Princeton Lipid Research Clinics Study

The Lipid Research Clinics (LRC) Prevalence Study was a multi-stage epidemiologic survey of lipids, lipoprotein cholesterol, and other cardiovascular disease risk factors in selected North American populations. The LRC Study Population was drawn from all public and parochial schools in the Princeton City School District (PSD) near Cincinnati, OH, and included all children in grades 1-12 and a random subset of parents selected by household. Stage 1 of the LRC survey included 6,775 students in grades 1-12 (ages 6-18) with measures of fasting total cholesterol and triglycerides, basic demographic information, and each participant’s relationship (if any) to the first person seen from that family.  Stage 2 of the LRC, conducted ~ 6 weeks later, included a 15% random sample of Stage 1 participants plus any Stage 1 participants with hyperlipidemia (N~1500). Stage 2 collected data on measured height, weight, triceps skinfolds, fasting lipids, blood pressure, diet (24-hour recall), family history of CVD and current medications.

The Princeton Follow-up Study (PFS) included family dyads and triads from Visit 2 comprised of both parent-child and sibling combinations and complete families from Visit 3. Between 1999 and 2004, follow-up data were gathered on 1,632 former LRC participants, about 70% of eligible participants after a 30-year break in contact. An additional health update was conducted in 2010-2011.

The National Heart, Lung, and Blood Institute Growth and Health Study (NGHS)

The NGHS was originally a 10-year longitudinal cohort study to identify the origins of the racial differences in obesity in black and white women and its effects on CVD risk factors. The NGHS was a collaborative effort of three clinical centers in the US: Richmond CA (University of California, Berkeley), Cincinnati OH (Children’s Hospital Medical Center and University of Cincinnati Medical Center) and Washington DC (Westat, Inc.). The initial 5-year study began in 1987 (at age 9-10 years), and the study was extended twice to result in 10 years of collaborative data collection (1987-1996). Annual measurements included dietary intake, physical activity, family history of CVD and diabetes, family structure, health beliefs and attitudes, and standardized psycho-social measures.  Anthropometry measurements included height, weight, skinfold thicknesses (triceps, subscapular, and suprailiac), and circumferences (thigh, hip and waist [beginning in year 2]). Body composition was assessed using bioelectrical impedance. Pubertal maturation was assessed annually until the cohort was post-menarchal. Outcome measures included blood pressure (measured annually) and fasting lipid profiles (measured in Years 1, 3, 5, 7, and 10). 
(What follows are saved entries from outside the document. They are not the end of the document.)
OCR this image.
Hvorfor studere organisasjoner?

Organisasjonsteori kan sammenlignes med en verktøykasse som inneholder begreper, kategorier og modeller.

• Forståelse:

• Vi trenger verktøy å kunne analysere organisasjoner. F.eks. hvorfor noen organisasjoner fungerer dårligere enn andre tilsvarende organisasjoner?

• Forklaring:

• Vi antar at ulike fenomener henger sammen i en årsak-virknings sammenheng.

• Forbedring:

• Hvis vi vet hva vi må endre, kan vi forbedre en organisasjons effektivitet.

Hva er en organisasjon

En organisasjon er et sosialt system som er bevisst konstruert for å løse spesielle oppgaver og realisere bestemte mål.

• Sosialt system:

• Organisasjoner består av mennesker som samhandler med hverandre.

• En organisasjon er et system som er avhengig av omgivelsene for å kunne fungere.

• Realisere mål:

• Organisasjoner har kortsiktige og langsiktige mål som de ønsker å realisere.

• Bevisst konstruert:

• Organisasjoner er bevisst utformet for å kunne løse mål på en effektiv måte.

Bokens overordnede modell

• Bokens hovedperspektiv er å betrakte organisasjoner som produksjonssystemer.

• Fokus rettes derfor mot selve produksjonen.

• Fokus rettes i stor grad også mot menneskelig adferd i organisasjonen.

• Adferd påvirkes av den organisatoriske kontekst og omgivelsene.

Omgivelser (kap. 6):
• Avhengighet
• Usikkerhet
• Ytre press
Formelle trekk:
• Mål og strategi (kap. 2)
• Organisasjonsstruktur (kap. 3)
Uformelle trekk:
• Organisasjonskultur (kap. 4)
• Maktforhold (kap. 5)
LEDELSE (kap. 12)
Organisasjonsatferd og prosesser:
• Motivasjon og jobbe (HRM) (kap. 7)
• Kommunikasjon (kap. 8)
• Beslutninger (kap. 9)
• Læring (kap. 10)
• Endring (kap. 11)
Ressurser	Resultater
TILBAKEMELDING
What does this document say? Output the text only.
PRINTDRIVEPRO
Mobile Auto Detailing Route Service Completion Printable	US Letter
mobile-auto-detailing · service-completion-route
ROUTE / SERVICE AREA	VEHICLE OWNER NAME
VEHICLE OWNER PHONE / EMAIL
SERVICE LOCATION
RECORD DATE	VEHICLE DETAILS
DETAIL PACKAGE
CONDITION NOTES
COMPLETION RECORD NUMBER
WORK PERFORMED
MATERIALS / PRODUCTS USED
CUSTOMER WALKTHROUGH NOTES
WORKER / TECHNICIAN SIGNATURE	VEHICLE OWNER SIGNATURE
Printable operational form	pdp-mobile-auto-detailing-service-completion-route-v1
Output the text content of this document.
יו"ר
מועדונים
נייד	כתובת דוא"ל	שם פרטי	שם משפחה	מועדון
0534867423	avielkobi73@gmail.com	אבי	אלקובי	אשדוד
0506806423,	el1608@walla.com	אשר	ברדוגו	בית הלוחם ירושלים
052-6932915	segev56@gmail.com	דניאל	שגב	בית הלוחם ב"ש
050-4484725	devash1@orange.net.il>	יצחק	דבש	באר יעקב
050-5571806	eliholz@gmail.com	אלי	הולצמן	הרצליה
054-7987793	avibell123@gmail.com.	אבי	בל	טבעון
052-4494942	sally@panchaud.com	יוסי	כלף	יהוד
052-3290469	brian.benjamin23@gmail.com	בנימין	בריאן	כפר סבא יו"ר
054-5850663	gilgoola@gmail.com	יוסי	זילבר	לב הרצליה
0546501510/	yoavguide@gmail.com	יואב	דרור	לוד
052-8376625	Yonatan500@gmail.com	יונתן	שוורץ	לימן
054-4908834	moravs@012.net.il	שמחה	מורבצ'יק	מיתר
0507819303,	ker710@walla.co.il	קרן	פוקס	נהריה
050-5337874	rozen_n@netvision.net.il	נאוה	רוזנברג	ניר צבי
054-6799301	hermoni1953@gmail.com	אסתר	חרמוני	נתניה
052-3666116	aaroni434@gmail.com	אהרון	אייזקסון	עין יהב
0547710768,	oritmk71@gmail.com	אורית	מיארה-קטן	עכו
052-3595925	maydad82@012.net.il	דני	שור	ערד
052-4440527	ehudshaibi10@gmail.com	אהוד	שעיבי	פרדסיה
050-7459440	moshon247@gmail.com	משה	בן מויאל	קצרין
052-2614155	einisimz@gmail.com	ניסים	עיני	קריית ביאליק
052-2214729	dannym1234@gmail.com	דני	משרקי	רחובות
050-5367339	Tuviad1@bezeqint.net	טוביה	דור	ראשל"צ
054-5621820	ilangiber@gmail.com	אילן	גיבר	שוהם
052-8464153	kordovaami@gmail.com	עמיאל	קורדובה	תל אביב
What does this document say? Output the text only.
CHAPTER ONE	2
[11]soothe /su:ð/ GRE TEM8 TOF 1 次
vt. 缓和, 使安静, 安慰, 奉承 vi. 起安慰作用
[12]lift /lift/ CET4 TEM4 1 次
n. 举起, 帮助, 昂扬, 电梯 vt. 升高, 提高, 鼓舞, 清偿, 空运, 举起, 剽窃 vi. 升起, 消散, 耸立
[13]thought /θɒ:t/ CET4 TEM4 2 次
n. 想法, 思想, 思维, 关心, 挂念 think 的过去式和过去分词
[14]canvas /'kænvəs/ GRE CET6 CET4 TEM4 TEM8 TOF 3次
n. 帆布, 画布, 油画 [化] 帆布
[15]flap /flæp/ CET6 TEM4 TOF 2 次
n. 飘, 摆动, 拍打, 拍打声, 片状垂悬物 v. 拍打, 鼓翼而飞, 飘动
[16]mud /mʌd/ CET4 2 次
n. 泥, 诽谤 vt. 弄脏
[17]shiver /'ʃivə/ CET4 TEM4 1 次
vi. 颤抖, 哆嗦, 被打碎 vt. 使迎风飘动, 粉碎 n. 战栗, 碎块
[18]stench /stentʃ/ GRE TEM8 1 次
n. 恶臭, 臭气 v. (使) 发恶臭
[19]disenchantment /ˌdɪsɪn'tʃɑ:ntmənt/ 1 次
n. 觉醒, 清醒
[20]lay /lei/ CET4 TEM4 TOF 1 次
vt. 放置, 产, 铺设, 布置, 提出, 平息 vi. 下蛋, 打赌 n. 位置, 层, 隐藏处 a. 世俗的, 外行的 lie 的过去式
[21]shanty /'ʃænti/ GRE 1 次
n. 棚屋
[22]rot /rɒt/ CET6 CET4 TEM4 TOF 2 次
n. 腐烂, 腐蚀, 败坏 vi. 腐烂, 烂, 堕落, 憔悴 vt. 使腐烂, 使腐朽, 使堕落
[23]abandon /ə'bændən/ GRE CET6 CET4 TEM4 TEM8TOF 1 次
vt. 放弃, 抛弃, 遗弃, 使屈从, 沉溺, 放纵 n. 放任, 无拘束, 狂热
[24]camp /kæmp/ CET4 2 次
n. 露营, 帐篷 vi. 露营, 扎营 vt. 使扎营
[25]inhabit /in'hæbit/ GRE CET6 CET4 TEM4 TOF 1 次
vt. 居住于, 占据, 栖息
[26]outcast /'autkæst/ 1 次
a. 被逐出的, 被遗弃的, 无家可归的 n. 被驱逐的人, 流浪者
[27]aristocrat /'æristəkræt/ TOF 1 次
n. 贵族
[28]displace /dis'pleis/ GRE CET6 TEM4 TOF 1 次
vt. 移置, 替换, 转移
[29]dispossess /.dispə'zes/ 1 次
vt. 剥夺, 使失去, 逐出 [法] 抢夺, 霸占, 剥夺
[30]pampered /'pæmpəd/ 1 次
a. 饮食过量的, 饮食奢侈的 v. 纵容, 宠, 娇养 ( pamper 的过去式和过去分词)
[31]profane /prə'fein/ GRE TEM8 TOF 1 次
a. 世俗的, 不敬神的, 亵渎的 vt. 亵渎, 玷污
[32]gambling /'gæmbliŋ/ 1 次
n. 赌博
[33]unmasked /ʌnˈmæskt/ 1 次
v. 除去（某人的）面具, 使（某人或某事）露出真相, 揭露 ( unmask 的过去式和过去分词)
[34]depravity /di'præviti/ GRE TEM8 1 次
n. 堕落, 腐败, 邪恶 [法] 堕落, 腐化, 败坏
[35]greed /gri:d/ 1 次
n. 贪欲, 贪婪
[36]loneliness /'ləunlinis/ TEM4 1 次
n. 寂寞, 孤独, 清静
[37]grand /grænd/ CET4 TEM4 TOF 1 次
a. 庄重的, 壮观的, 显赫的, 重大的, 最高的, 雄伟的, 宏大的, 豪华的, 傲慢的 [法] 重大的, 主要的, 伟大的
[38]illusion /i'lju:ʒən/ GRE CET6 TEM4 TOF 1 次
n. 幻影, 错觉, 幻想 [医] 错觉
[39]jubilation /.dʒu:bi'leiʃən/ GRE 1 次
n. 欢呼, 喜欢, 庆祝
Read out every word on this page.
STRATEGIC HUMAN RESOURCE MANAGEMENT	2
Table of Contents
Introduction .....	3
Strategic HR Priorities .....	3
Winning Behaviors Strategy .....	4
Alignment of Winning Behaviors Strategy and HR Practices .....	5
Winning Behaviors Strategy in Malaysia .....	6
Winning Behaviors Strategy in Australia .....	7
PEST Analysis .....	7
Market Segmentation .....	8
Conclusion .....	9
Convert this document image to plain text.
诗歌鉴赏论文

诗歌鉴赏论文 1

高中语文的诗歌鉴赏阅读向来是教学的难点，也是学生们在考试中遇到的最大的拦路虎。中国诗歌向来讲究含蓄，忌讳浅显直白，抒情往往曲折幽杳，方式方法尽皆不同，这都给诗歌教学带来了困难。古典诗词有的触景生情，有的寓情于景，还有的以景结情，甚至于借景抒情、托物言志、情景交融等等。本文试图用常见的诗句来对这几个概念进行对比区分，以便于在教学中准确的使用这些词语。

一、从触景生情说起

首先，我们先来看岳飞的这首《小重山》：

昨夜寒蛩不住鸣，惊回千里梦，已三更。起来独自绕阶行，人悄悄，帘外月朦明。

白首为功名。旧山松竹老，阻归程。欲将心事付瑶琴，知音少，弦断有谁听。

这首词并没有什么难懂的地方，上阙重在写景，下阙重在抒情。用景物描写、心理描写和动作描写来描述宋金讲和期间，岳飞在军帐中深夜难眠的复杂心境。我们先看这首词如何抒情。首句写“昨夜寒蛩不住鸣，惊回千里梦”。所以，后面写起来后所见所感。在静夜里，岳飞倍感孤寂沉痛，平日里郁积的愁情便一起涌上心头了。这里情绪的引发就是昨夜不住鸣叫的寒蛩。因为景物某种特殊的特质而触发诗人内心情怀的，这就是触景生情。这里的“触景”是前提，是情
Two follow-up studies were conducted using the Cincinnati cohort of the NGHS, extending follow-up of more than 550 girls into adulthood (age 28). From 1996-2001, NGHS subjects were examined yearly over a 5-year period, when the women were aged 19-24.  From 2001-2007, the NGHS cohort was studied twice, two years apart, at ages 25-26 and 27-28. Data included abdominal adiposity measured using magnetic resonance imaging, overall adiposity measured by DXA, blood pressure, fasting lipid profile, fasting insulin and glucose, as well as diet and physical activity.